Salvage Seven: Chapter 6

Space submarines is finished. I’ll get back to this story once I’ve done a little Blackbird-related work…


Behold, Chapter 6 of Salvage Seven. Back to work for the team, with a little friendly(?) competition.



Prologue
Chapter 1, parts 1 and 2
Chapter 2
Chapter 3
Chapter 4
Chapter 5


Beyond the first of the mountains, upon a broad plateau, they came upon the gods of thunder.


It had been marked on their maps, thankfully; a Union outpost that had been abandoned to advancing Republic forces relatively early in the long, long battle. It had not been retaken until it was too late to make any difference – but, thanks to some canny sabotage from its retreating Union occupants, the Republic had been unable to take advantage of what they had left behind. When Salvage Seven clambered up over the last ridge, followed by Petra, bouncing along in the labouring four-wheel, they beheld the gods themselves.


“Holy hells,” Handel breathed as he dropped out of the passenger seat, his eyes wide. A similar sentiment had crossed Gideon’s mind, as it clearly had most of the others – even Yaxley looked impressed. Upon the plateau before them there was a forest, not of wood but of metal, several dozen tall trees glinting in the wan sunlight, rooted into the rock with heavy iron pins. They were the biggest guns Gideon had ever seen off a starship, their yawning mouths up to a foot wide, all still angled towards whatever part of the battlefield had last felt their wrath. They were all self-propelled, mounted on boxy tank bodies of a design that had hardly changed in centuries, but clearly had not moved in a long time; their tracks were beginning to rust, as were the iron stakes that held their retractable stabilisers in the ground. Conspicuous by their absence were the shells that the guns had rained down on Arcadia: the ammunition racks next to and strapped to the sides of every gun were empty, and a quick look around told Gideon why. The plateau had once been half as long again as it was now; its far end was jagged, the rock freshly broken.

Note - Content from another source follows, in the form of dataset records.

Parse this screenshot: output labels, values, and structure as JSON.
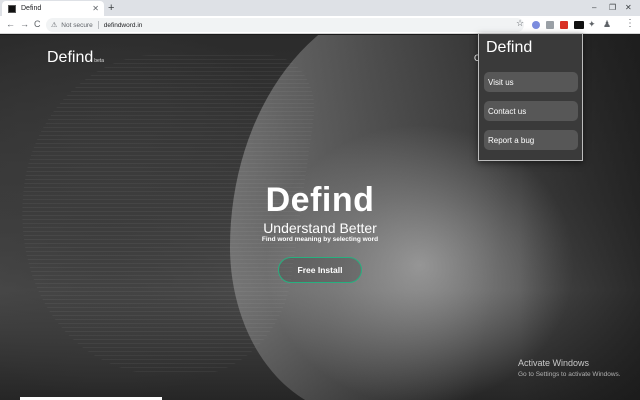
{
  "browser": {
    "tab": {
      "title": "Defind",
      "favicon": "defind-favicon",
      "close_glyph": "✕"
    },
    "new_tab_glyph": "+",
    "window_controls": {
      "minimize": "–",
      "maximize": "❐",
      "close": "✕"
    },
    "toolbar": {
      "back_glyph": "←",
      "forward_glyph": "→",
      "reload_glyph": "C",
      "security_icon": "⚠",
      "security_label": "Not secure",
      "url": "defindword.in",
      "bookmark_glyph": "☆",
      "extensions_glyph": "✦",
      "profile_glyph": "♟",
      "menu_glyph": "⋮"
    }
  },
  "site": {
    "logo": "Defind",
    "logo_badge": "beta",
    "nav_peek": "C",
    "hero": {
      "title": "Defind",
      "subtitle": "Understand Better",
      "tagline": "Find word meaning by selecting word",
      "install_button": "Free Install"
    }
  },
  "popup": {
    "title": "Defind",
    "items": [
      {
        "label": "Visit us"
      },
      {
        "label": "Contact us"
      },
      {
        "label": "Report a bug"
      }
    ]
  },
  "os_overlay": {
    "activate_title": "Activate Windows",
    "activate_sub": "Go to Settings to activate Windows."
  },
  "colors": {
    "accent_button_border": "#27b07f",
    "popup_background": "#3a3a3a",
    "popup_item": "#575757"
  }
}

“They blew it,” Dawson said, seeing the object of his gaze. “That’s what the report says, anyway.” Gideon nodded. Donoghue had shared the information with them the night before. The Union artillerymen, unwilling to let the enemy take advantage of their weapons, had rolled every shell they had over to the end of the plateau and rigged a simple, but brutally effective detonation system. The explosion had killed hundreds of their enemy – and when the survivors had finally made it up the rubble to the guns they had found them empty, and carrying the enormous shells up a mountain range had been near-impossible. The big guns had been effectively silenced – so the battle had simply raged on without them. There were always more.


“Alright,” Donoghue called, clapping her hands. “Don’t get distracted. Could still be a lot of explosives here, and if there are they’ve been sitting in the rain for weeks.” She nodded to Dawson. “See if you can get the long-range working. Any details about this place you can drag out of Command.” She turned back to the others as Dawson clambered back over to the four-wheel and into the back seat, bending to fiddle with their long-range radio – a direct line to the Jeroboam that, if they were lucky, would have a bored ensign who didn’t even know their designation on the other end. If they weren’t, they’d end up on hold for hours.


“We’ll sweep for shells first,” Donoghue continued, “make the place safe. Republic might have lugged some more up here. Yax, you’ve got point on that. Don’t blow us up. Collins, do your thing with the drones. Petra, Dawson, if any of these things still run I want to know it.” She looked around the artillery nest, nodding. “This is a real opportunity. We don’t die, we get all this secured, and maybe Command’ll give us a day off for once. We clear?”


The chorus of ‘Yes, Sarges’ was a little more coherent than normal, and Salvage Seven set to work. Collins got his drones in the air, programming in a series of aerial sweeps to hunt for any shells that had slipped the net. As they flitted back and forth overhead, the skinny man glued to his screen and calling out locations, the others split up. Yaxley, Donoghue and Gideon went their separate ways, climbing up onto each gun platform in turn and checking it for abandoned rounds. It was cold, high up the mountain, and though it wasn’t raining for once the wind was bitter. Gideon shivered as he climbed the short ladder up to the next gun. They were basically tanks, with the huge, reciprocating cannons angled upwards, a heavy blast shield protecting the gunners from its backwash. Recoil had smashed parts of the gun against each other, scraping paint from the edges of the shielding and other plates of armour; where there should have been shining, raw metal there was instead a light coating of rust from the constant rain.


He stood on the gantry for a moment, looking at the huge cannon, imagining the thunder of its voice deafening the crew who worshipped it, feeding and caring for their god of steel and brass as it rained wrath and ruin upon the insects far below it. He wondered what it would have been like to fight as an artilleryman, so far from the blood and misery of the main field, raining death without danger to one’s self. Except for air attack. And saboteurs. And flanking. At which point he would have been stuck behind the breech of an essentially immovable object, without proper armour or armament and laden with high explosives – in other words as horribly vulnerable as a soldier could be with all their limbs still attached. Maybe not the path for me, he reconsidered.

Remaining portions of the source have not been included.